MagiQ's QKD device, code-named Navajo, is on track for beta release early this year, with completion expected by the end of 2003. The company is aiming the product, which will cost roughly $100,000 to secure a corporate data center, at government intelligence agencies and business customers with highly sensitive data stored in mainstream computing environments.
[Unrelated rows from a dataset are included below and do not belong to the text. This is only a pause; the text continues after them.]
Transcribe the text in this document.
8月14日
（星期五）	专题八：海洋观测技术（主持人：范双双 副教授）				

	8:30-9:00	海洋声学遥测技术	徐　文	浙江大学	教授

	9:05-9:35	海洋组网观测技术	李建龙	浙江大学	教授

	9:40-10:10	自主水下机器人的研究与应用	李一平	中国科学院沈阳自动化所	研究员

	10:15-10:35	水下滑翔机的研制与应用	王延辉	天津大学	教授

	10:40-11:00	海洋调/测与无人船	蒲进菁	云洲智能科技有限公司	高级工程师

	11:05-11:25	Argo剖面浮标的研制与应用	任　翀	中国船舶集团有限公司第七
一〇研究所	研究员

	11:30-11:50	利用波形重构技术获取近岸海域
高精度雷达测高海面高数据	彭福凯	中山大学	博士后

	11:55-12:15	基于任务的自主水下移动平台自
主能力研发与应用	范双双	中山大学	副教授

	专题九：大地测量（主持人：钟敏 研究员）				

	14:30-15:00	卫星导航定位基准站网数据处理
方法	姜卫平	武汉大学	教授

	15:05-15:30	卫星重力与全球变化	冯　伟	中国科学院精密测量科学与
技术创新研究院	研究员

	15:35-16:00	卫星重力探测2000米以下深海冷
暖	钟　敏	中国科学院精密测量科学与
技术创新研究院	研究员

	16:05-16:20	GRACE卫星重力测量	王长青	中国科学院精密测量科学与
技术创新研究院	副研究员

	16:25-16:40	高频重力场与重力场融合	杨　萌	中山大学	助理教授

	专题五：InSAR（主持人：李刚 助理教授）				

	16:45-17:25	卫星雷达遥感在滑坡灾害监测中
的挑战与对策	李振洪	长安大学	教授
What's to motivate government agencies and businesses to embrace quantum cryptography, especially in these lean spending times? MagiQ officials like to emphasize research that suggests encryption algorithms, and even 1,024-bit keys, won't be safe forever given the rapid growth of processing performance to crack these large encryption keys. What's more, academics maintain that a quantum computer, or a breakthrough mathematical theorem, could easily crack today's encryption schemes.

Even with an iron-clad guarantee of safe key distribution, however, quantum cryptography has serious limitations, a very notable one being distance. MagiQ projects its Navajo to work over distances of 18 to 25 miles between sender and recipient. Early last year, Id Quantique, a spin-off of the University of Geneva that has developed its own quantum cryptography products, demonstrated key distribution over distances of about 40 miles. Repeaters are still in development but most are impractical and have the potential to compromise security.

"Installing secure facilities to repeat a signal every 30 miles is a nonstarter in the commercial world," says Laura Koetzle, a security analyst at Forrester Research. "But for a short distance, like from the White House to the Pentagon or from the White House to Langley, Virginia, it would work right now."

BBN Technologies, based in Cambridge, not far from Somerville, is trying to make quantum cryptography as versatile as the Internet itself, which works across copper, fiber, and satellite networks. The company has a prototype system that can repeat photon signals in "trusted relay points" beyond the 40-mile limit of competing technology. More ambitious is a quantum network switch under development that would ensure that the network owner didn't tamper with the keys. BBN is looking to test its network QKD system in the metropolitan Boston fiber network when work on the switch is completed in about a year and a half, says Chip Elliott, principal engineer at BBN.

"Most people don't understand that this stuff is real now, not five years from now," says Mr. Elliott. "It requires serious engineering, but not a miracle."

The next phase of MagiQ's product development calls for quantum cryptography components that would let telecom carriers offer extremely secure virtual private networks over their fiber cables. Eventually, MagiQ executives see quantum cryptography on desktop computers.

Martin LaMonica is a Boston-based freelance writer.